In Jea48's linked article the implication was that the level of jitter was related to or at least different for different frequency levels of sound (presumably after the DAC). Someone straighten me out on this. It seems to me that the bit stream speed is independent of the bit content. If this is correct than should not the jitter be either constant of possible a function of the disc itself (like radial position or burn/pressing quality)?Paul, you raise a good question, and I believe that the key to the answer is that jitter should be thought of as noise in the time domain.
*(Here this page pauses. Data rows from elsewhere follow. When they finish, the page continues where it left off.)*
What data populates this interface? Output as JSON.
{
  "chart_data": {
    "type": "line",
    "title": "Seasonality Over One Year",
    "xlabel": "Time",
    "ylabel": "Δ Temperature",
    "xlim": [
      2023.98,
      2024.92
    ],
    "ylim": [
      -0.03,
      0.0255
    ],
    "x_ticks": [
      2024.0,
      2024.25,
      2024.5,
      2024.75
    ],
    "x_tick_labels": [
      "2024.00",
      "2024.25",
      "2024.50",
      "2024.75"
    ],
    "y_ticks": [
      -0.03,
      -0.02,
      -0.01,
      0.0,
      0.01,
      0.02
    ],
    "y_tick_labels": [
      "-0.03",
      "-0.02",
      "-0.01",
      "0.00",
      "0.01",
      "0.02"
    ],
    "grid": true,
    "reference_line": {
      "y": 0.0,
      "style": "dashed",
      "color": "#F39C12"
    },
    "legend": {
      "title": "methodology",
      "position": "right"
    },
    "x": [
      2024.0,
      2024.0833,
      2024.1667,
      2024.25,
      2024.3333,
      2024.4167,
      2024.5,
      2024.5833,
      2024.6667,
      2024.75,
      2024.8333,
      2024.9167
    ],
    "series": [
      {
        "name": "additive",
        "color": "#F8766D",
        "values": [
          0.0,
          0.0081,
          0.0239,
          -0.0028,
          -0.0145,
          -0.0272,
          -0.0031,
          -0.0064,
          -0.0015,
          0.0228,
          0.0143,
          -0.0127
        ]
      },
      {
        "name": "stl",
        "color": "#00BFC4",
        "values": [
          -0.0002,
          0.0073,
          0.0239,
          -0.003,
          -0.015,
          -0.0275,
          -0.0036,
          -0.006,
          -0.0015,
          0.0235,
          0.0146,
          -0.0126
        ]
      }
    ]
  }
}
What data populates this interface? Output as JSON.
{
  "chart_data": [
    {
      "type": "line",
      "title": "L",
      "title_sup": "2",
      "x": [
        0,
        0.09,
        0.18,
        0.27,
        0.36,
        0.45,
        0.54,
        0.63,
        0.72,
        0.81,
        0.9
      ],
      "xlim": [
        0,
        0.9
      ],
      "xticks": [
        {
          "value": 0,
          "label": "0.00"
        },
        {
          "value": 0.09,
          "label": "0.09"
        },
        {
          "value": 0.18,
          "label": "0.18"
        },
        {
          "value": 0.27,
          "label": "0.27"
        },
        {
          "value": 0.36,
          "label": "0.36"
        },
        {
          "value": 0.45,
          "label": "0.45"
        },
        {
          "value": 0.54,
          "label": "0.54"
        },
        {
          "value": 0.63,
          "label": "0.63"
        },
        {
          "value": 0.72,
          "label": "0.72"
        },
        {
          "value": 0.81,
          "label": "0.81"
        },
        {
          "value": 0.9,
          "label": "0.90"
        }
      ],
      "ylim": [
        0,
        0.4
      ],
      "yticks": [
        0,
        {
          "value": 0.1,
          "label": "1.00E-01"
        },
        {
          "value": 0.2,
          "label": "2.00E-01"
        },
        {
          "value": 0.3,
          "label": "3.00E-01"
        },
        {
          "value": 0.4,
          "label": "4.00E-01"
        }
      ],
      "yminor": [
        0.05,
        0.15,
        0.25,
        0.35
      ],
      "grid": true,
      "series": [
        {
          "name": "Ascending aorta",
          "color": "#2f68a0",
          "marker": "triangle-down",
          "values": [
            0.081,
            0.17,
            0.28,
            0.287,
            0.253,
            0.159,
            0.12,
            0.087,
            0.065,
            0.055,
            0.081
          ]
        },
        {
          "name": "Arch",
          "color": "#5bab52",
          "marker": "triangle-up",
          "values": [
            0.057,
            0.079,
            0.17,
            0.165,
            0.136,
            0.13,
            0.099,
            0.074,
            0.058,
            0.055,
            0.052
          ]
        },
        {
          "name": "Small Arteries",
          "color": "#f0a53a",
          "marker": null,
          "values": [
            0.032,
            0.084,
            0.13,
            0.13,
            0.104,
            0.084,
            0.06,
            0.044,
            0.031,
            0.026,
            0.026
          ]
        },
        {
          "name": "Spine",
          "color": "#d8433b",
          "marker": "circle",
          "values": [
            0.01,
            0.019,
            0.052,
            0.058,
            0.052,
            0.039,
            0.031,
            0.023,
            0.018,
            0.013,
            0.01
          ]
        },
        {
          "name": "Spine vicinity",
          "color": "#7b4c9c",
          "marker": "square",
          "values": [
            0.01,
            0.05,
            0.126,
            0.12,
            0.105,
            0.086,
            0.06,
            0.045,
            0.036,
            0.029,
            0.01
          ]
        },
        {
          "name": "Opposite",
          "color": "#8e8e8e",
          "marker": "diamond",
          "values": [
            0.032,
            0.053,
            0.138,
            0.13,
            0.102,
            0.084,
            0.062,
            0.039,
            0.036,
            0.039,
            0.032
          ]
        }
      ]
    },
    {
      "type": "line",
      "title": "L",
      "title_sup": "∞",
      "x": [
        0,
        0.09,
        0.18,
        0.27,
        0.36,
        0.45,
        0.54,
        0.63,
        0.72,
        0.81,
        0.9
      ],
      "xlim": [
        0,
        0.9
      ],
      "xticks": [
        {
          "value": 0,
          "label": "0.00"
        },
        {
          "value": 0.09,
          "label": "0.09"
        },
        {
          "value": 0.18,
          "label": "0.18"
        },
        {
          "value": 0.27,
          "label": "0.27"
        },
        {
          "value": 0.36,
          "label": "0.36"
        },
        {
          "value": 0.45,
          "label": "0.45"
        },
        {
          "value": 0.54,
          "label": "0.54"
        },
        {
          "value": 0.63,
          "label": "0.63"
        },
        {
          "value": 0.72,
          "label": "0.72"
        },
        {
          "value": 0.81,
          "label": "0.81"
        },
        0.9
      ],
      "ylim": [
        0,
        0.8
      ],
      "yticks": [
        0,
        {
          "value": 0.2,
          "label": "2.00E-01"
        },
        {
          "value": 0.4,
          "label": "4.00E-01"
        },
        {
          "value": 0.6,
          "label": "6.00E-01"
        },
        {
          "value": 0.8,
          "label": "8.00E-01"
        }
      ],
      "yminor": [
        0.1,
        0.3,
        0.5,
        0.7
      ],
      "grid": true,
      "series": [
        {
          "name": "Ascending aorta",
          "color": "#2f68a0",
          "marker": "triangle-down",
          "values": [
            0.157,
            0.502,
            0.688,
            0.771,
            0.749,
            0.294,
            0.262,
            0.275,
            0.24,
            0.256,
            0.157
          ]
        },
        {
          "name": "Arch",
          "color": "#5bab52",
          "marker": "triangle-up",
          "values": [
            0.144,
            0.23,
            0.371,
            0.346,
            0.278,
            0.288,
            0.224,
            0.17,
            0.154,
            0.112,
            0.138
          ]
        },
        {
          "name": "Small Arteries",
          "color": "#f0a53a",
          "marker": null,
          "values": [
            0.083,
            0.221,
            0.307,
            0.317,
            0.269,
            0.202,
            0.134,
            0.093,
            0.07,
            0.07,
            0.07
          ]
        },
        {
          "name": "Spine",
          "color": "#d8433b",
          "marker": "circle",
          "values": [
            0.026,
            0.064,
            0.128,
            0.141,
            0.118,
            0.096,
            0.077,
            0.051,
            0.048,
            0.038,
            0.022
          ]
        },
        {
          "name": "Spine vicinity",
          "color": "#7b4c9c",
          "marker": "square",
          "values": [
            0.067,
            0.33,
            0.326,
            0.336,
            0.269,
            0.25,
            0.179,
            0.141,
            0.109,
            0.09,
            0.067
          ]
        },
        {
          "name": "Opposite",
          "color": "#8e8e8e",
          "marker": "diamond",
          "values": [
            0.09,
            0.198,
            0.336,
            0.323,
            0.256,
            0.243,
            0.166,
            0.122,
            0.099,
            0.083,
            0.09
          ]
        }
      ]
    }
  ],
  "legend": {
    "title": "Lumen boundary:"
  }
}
As you will realize, an analog signal will always have some amount of noise riding on it, which causes its amplitude to fluctuate to some degree, in a manner which is to some extent random. That noise will typically consist of a great many frequency components, all mixed together. Essentially a mix of ALL frequencies within some finite bandwidth, with different frequencies having different magnitudes.
Similarly, the random or pseudo-random timing fluctuations that characterize jitter in a digital signal will have a spectrum of a great many jitter frequencies all mixed together. In other words, there may be slow fluctuations in the timing, that are of some magnitude, accompanied by rapid fluctuations in the timing, that are of other magnitudes.
Some frequency components of the jitter spectra can be data dependent, because a major contributor to the electrical noise that is a fundamental cause of jitter is the rapid transitions of transistors and integrated circuits between the 0 and 1 states, and vice versa.
BTW, re the references in your two posts to disk speed, radial position, etc., keep in mind that fluctuations and inaccuracies in the rotational speed of the disk (which figure to be far larger in magnitude than the electronic jitter we have been discussing) are, or at least should be, taken out by subsequent buffering in the transport's electronics.